Tisiphone « Peter Johnsson | Swordsmith




The ancient Greeks gave life to the immutable forces of fate and consequence in the form of the goddess Ananke, the personification of inevitability. The Furies are the vengeful agents of her immutable will. Tisiphone is the Fury who brings down retribution upon murderers, her name consisting of the Greek, “tisis,” meaning vengeance, and “phone,” meaning to murder. She reserved special cruelty for those who murdered a family member, an act that bore a unique abhorrence to the ancient Greek. “Dark, dark!” cries Sophocles’ Oedipus, “The horror of darkness, like a shroud, wraps me and bears me on through mist and cloud.”


Often depicted in blood-soaked robes, Tisiphone was regarded as the divine order’s minister of revenge. Tales of the Furies also portray them as the motivation for the very acts of perverse transgression that are theirs to avenge. Some poor soul might murder a family member under her influence, only to be driven to insanity and slow, withering death by her vengeance.

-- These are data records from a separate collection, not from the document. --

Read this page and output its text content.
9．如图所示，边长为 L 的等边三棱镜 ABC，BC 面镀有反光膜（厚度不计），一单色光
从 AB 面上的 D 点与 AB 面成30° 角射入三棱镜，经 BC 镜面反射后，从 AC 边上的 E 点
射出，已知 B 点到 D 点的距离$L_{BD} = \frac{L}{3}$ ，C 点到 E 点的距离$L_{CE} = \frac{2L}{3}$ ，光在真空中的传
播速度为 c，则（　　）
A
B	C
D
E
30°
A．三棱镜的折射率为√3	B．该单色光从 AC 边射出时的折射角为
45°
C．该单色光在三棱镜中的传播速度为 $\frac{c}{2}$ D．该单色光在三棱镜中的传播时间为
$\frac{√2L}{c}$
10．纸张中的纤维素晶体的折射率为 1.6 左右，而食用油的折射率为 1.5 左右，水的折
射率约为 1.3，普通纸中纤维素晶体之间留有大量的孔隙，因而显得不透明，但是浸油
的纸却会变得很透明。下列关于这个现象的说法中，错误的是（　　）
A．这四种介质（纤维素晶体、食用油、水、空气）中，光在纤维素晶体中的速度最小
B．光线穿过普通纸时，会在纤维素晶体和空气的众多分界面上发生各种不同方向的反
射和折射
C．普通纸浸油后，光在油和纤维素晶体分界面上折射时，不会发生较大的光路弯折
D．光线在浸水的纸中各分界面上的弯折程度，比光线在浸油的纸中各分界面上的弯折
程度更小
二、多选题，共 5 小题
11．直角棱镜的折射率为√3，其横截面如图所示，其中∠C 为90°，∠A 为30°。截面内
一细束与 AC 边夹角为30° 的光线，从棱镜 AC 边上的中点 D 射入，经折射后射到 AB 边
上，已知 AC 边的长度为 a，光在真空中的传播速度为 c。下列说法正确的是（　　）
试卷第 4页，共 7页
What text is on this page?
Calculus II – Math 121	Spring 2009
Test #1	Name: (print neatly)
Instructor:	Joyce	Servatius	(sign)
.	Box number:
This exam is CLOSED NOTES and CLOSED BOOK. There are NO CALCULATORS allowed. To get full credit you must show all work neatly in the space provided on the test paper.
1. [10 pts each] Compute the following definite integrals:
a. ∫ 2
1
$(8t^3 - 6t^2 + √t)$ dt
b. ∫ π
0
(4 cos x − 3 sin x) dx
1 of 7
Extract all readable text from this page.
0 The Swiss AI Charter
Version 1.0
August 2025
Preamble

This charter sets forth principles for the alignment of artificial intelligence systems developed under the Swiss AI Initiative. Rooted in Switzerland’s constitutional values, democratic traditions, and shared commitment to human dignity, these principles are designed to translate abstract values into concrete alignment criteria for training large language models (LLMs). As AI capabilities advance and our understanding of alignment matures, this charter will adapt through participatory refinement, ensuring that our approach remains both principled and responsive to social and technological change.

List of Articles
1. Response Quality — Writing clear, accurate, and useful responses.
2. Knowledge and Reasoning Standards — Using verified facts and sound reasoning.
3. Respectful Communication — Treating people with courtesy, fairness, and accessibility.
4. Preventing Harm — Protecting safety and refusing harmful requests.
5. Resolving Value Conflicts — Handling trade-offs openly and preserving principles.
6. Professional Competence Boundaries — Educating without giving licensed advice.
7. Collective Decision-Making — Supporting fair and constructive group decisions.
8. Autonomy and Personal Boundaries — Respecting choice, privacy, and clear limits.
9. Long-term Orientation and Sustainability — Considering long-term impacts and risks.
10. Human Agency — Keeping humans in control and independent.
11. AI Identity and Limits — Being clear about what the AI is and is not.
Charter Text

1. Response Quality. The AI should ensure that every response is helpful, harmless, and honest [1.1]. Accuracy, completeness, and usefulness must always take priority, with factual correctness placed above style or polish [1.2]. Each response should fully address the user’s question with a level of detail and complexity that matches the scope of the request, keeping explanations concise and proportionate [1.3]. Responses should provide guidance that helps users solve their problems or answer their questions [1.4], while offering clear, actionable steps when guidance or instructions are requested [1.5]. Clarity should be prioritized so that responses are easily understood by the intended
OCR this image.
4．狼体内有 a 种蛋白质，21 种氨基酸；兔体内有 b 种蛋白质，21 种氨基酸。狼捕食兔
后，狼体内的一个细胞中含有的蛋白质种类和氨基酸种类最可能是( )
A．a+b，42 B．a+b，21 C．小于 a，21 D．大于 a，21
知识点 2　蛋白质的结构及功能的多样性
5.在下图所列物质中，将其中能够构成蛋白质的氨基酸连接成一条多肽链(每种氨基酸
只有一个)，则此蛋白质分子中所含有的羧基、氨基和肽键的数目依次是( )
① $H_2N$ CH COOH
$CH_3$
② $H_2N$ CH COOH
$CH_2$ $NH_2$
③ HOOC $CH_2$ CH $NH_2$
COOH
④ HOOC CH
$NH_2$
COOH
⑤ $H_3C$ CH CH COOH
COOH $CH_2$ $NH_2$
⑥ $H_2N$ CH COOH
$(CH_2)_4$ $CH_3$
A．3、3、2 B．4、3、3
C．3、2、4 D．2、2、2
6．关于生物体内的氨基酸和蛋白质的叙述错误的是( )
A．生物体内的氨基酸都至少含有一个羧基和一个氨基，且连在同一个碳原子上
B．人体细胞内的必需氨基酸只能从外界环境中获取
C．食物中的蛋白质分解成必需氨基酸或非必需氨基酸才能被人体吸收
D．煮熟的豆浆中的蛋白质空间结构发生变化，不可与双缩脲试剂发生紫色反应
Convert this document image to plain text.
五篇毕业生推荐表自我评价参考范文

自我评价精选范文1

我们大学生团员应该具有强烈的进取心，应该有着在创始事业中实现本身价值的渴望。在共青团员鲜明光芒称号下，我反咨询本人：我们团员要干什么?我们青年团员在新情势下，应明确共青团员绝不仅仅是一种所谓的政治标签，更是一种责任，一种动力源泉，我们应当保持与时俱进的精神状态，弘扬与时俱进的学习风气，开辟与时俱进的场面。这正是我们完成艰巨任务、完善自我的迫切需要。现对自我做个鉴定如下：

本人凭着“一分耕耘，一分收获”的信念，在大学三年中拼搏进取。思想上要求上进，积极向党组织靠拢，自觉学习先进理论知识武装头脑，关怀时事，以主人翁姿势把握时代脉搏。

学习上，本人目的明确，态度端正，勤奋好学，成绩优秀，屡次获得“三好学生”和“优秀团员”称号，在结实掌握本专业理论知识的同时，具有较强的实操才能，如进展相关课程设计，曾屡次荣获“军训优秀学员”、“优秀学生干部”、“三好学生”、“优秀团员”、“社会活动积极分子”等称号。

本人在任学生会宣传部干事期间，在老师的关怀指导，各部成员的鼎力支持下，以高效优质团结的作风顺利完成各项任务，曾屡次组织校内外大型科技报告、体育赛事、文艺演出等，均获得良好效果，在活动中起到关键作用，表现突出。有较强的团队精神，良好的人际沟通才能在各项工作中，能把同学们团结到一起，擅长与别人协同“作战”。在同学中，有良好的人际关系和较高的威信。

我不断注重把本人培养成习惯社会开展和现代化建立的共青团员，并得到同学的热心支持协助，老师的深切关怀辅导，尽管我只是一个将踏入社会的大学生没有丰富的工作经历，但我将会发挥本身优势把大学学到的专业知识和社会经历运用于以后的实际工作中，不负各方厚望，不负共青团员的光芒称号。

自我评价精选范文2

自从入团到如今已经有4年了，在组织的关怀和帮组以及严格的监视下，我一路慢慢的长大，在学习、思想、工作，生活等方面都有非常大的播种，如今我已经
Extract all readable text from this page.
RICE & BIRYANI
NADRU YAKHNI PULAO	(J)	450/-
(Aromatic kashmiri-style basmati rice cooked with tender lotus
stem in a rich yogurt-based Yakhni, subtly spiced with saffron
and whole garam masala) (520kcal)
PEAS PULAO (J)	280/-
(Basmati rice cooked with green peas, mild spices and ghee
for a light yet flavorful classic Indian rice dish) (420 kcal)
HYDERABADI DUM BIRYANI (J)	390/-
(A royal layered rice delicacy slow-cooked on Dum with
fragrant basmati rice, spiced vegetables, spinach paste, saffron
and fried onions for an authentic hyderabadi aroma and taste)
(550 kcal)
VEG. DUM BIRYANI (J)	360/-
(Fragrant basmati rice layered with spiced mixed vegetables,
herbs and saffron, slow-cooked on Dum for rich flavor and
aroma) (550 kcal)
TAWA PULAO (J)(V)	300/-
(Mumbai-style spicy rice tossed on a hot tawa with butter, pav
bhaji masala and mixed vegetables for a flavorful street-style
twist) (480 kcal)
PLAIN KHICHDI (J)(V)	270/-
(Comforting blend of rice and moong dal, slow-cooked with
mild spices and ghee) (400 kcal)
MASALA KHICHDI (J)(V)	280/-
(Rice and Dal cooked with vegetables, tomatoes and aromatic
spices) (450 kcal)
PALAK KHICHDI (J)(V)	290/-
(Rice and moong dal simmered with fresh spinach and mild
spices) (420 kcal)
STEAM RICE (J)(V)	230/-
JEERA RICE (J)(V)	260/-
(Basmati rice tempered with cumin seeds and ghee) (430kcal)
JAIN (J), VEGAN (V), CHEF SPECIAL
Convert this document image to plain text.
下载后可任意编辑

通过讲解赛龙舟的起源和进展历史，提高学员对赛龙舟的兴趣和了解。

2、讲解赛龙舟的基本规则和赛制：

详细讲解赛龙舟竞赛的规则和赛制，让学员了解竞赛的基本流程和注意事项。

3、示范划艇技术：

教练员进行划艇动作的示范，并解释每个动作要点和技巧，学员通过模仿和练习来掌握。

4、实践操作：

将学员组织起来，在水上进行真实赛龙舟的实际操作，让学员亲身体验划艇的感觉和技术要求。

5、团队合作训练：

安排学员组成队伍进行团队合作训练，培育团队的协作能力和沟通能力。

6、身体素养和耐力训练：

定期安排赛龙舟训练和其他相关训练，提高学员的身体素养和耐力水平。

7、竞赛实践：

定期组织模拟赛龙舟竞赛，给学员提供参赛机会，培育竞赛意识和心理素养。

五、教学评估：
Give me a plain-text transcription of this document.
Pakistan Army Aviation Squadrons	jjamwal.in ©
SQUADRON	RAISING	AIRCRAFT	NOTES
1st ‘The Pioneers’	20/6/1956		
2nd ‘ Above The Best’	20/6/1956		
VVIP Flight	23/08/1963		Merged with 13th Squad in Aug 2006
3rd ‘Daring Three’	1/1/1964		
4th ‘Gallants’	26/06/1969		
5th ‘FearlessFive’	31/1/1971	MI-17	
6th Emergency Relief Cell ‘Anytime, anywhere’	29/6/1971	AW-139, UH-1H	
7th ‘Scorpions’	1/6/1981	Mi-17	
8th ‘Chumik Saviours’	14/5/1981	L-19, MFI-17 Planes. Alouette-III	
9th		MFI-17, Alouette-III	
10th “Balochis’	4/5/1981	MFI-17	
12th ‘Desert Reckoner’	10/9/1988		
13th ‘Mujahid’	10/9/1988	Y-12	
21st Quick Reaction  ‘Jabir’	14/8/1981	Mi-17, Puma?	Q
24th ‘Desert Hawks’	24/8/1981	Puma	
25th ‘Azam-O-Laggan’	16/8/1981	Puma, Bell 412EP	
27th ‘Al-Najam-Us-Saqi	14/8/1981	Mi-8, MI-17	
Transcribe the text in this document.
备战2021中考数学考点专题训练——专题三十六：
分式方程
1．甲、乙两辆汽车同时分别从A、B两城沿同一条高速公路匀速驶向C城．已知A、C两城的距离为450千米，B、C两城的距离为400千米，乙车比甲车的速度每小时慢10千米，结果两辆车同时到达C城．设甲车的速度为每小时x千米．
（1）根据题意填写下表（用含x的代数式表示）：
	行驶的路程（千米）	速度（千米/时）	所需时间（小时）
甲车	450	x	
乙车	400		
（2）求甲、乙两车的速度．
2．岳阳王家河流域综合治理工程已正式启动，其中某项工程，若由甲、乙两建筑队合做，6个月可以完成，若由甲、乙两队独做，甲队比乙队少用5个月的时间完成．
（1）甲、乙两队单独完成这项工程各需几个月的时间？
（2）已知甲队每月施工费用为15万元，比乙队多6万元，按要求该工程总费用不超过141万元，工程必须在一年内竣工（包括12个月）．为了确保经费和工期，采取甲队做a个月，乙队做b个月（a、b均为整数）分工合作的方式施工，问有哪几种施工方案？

Curiously, legend also maintains that after the Athenian trial of Orestes, who killed his mother in retribution for murdering his father, Athena herself offered the Furies a home in the city and the position of guardians of childbirth and weather. In this way the Athenians came to regard the Furies as the manifestation of natural forces that were outside the control of mortals, a reminder that humans are limited and imperfect. Through the wisdom of Athena, the Furies, who once provoked fear and unrelenting guilt, also became known as the Eumenides (the Kindly Ones) who provided a means to channel fury and anger into the ability to act according to righteous understanding, which lies at the heart of justice in any civilized society.

Total length: 450 mm
Blade length: 300 mm
Blade width: 43 mm


Materials &Techniques: The blade is forged from 1084 and 15N20 steel in 550 layers of variable thickness. The guard and pommel are sculpted using a technique invented by the artist’s father and cast in bronze. The grip is bound with fine silver wire and is mounted with cast sterling silver ferrules.